Suppose you have data on continuous variable, \(Y\), and two variables \(X\) and \(Z\) that are dichotomous with values 0 and 1.

The following table shows the values of \(\bar{Y}\) for all the combinations of values of \(X\) and \(Z\):

X=0 X=1
Z = 0 5 7
Z = 1 1 2

The number of observations in each cell is:

X=0 X=1
Z = 0 300 10
Z = 1 100 40

Questions:

  1. Draw the Paik diagram for this data.
  2. What are the ‘conditional effects of X’?
  3. What is the ‘marginal effect of X’?
  4. If you were to fit the model ’Y ~ X*Z’ in R, i.e. the model \[\hat{Y} = \hat{\beta}_0 + X \hat{\beta}_1 + Z \hat{\beta}_2 + X Z\hat{\beta}_3\] what would the values of the estimated regression coefficients be? (Hint: It’s a saturated model and it gives an exact fit to \(\bar{Y}\))
  5. How would you get the ‘conditional effects of X’ from the regression coefficients?

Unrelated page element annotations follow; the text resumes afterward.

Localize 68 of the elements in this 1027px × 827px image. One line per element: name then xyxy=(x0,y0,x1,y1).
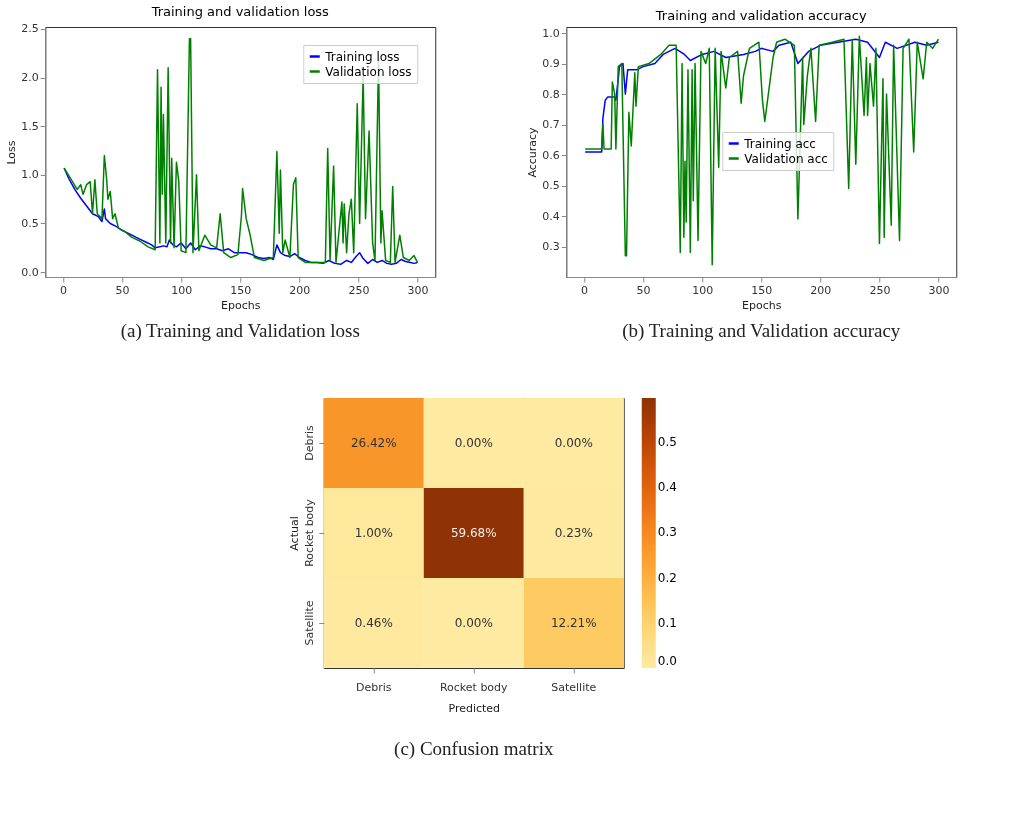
y-tick-label: 0.0 xyxy=(21,265,39,279)
color-bar-label: 0.5 xyxy=(657,434,677,449)
x-tick-label: 250 xyxy=(348,283,370,297)
x-tick-label: 200 xyxy=(289,283,311,297)
line-series xyxy=(63,167,419,266)
data-label: 26.42% xyxy=(350,436,397,450)
x-tick-label: 300 xyxy=(407,283,429,297)
data-label: 59.68% xyxy=(450,526,497,540)
legend-label: Validation acc xyxy=(744,151,828,166)
y-tick-label: 1.0 xyxy=(542,26,560,40)
y-tick-label: 0.5 xyxy=(21,217,39,230)
y-tick-label: 1.0 xyxy=(21,168,39,182)
y-tick-label: 0.7 xyxy=(542,118,560,132)
y-tick-label: 0.3 xyxy=(542,240,560,254)
color-bar-label: 0.1 xyxy=(657,615,677,630)
color-bar-label: 0.3 xyxy=(657,525,677,540)
color-bar-label: 0.4 xyxy=(657,480,677,495)
chart-title: Training and validation accuracy xyxy=(654,8,867,23)
line-series xyxy=(584,38,940,153)
x-tick-label: 100 xyxy=(692,283,714,297)
x-tick-label: 250 xyxy=(869,283,891,297)
text: (b) Training and Validation accuracy xyxy=(622,320,901,342)
data-label: 0.46% xyxy=(354,616,393,630)
color-bar-label: 0.0 xyxy=(657,654,677,668)
y-tick-label: 2.0 xyxy=(21,71,39,85)
x-tick-label: Satellite xyxy=(551,680,597,694)
legend-label: Validation loss xyxy=(325,64,412,79)
y-axis-title: Accuracy xyxy=(526,126,540,178)
x-axis-title: Predicted xyxy=(448,701,501,715)
line-series xyxy=(584,35,940,266)
text: (a) Training and Validation loss xyxy=(120,320,360,342)
y-tick-label: Debris xyxy=(303,424,317,461)
y-tick-label: 0.4 xyxy=(542,209,560,223)
x-axis-title: Epochs xyxy=(742,298,782,312)
x-tick-label: Rocket body xyxy=(439,680,509,694)
x-tick-label: 0 xyxy=(580,283,588,297)
y-tick-label: Rocket body xyxy=(303,498,317,567)
x-tick-label: 100 xyxy=(171,283,193,297)
y-tick-label: 0.6 xyxy=(542,148,560,162)
x-tick-label: 150 xyxy=(230,283,252,297)
x-tick-label: 0 xyxy=(59,283,67,297)
x-tick-label: 300 xyxy=(928,283,950,297)
y-axis-title: Loss xyxy=(5,140,19,165)
data-label: 12.21% xyxy=(550,616,597,630)
y-tick-label: 0.5 xyxy=(542,179,560,193)
x-axis-title: Epochs xyxy=(221,298,261,312)
x-tick-label: 50 xyxy=(115,283,130,297)
x-tick-label: Debris xyxy=(355,680,392,694)
line-series xyxy=(63,37,419,264)
x-tick-label: 50 xyxy=(636,283,651,297)
data-label: 0.00% xyxy=(554,436,593,450)
data-label: 0.00% xyxy=(454,436,493,450)
legend-label: Training loss xyxy=(324,49,400,64)
data-label: 1.00% xyxy=(354,526,393,540)
x-tick-label: 200 xyxy=(810,283,832,297)
y-axis-title: Actual xyxy=(288,516,302,551)
data-label: 0.00% xyxy=(454,616,493,630)
x-tick-label: 150 xyxy=(751,283,773,297)
legend-label: Training acc xyxy=(743,136,816,151)
chart-title: Training and validation loss xyxy=(150,3,330,19)
y-tick-label: 1.5 xyxy=(21,119,39,133)
y-tick-label: Satellite xyxy=(303,600,317,646)
y-tick-label: 0.9 xyxy=(542,57,560,71)
y-tick-label: 0.8 xyxy=(542,87,560,101)
data-label: 0.23% xyxy=(554,526,593,540)
text: (c) Confusion matrix xyxy=(394,738,554,760)
y-tick-label: 2.5 xyxy=(21,22,39,36)
color-bar-label: 0.2 xyxy=(657,570,677,585)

Express your answer in the form of a ‘hypothesis matrix’ multiplying the vector of fitted values, i.e. a matrix \({\mathrm L}\) so that your answer would have the form \({\mathrm L} \hat{{\boldsymbol\beta}}\).
  6. What is the interpretation of the interaction coefficient, \(\hat{\beta}_3\)?
  7. Why is the use of the word ‘effects’ problematic in this context? Can you think of a better word?
  8. “Challenging – or tedious – so not on the quiz?” How would you get the marginal effect of X from the regression coefficients? What is the connection with the chain rule in multivariate calculus?